This creates a positive feedback loop. As the Archive accumulates more
verified Forms, the LLM more often finds what it needs there, generates
fewer WAGs, consumes fewer resources, and the codebase becomes
progressively more traceable. The Archive is not a static library but a
growing knowledge base that makes the LLM better with each addition.

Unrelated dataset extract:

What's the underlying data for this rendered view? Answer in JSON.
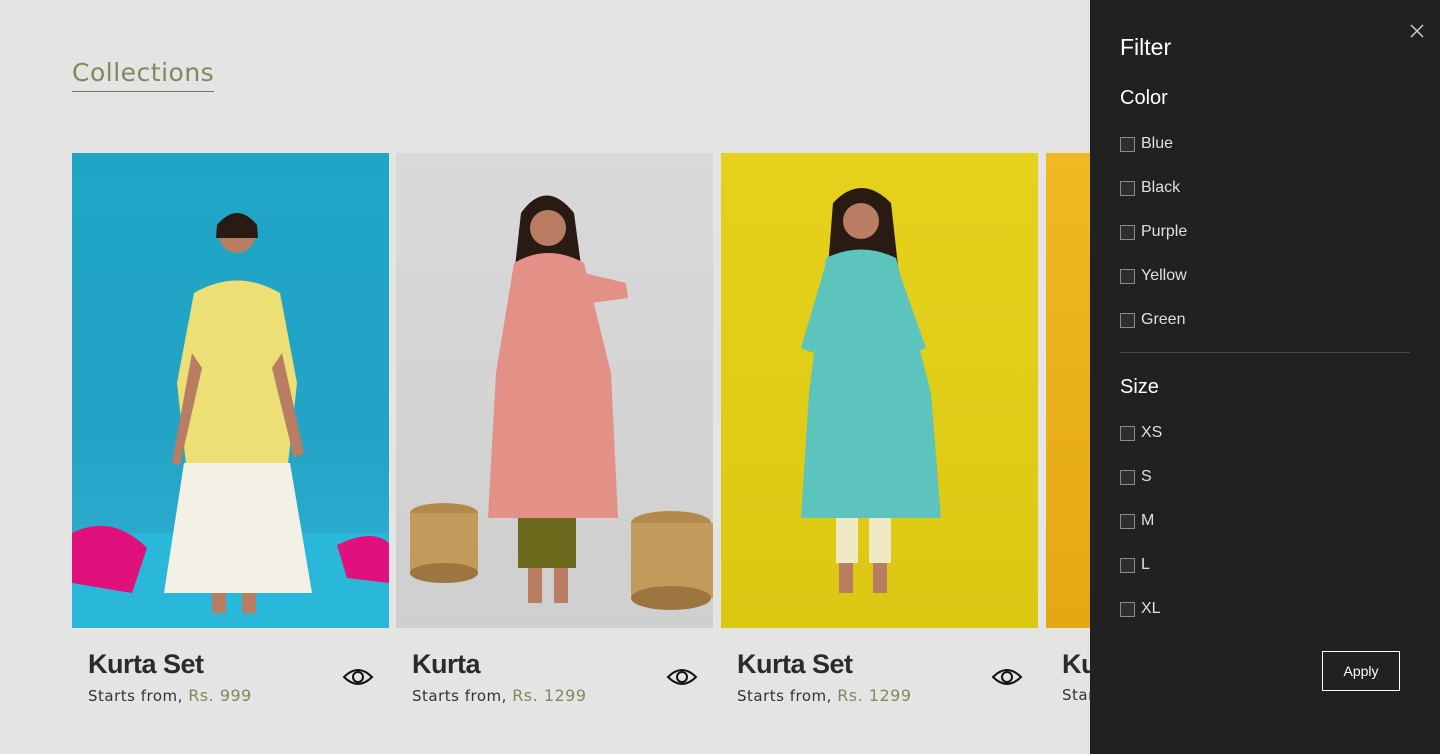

Given this architecture, function-level provenance is the natural unit.
When I review a WebFinger implementation, I want to see immediately: which
Forms are verified against a specific RFC section, which are synthesized
from a named pattern, and which are WAGs. A file-level hash tells me the
file hasn’t changed; it tells me nothing about the provenance of any
individual component within it. “No WAGs in shipping code” is a
function-level policy, not a file-level policy.


*On the IHV model*GitHub, Claude, and OneDrive are storage locations, not
credential holders. The holder of a credential is the entity with standing
to present it, not the entity storing it. A diploma lives in a drawer but
the graduate is the holder. Whether we call the developer a holder, issuer,
or controller matters less than the fact that the VC records a traceable
provenance claim that can be checked by a CI pipeline, a code reviewer, or
an auditor.


*On the GitHub blob hash*Your revised approach—using a git blob hash for
file identity and an entity path for the specific method—is more
interesting than your first proposal. The blob hash is content-addressed
and survives repository moves, which is a genuine improvement.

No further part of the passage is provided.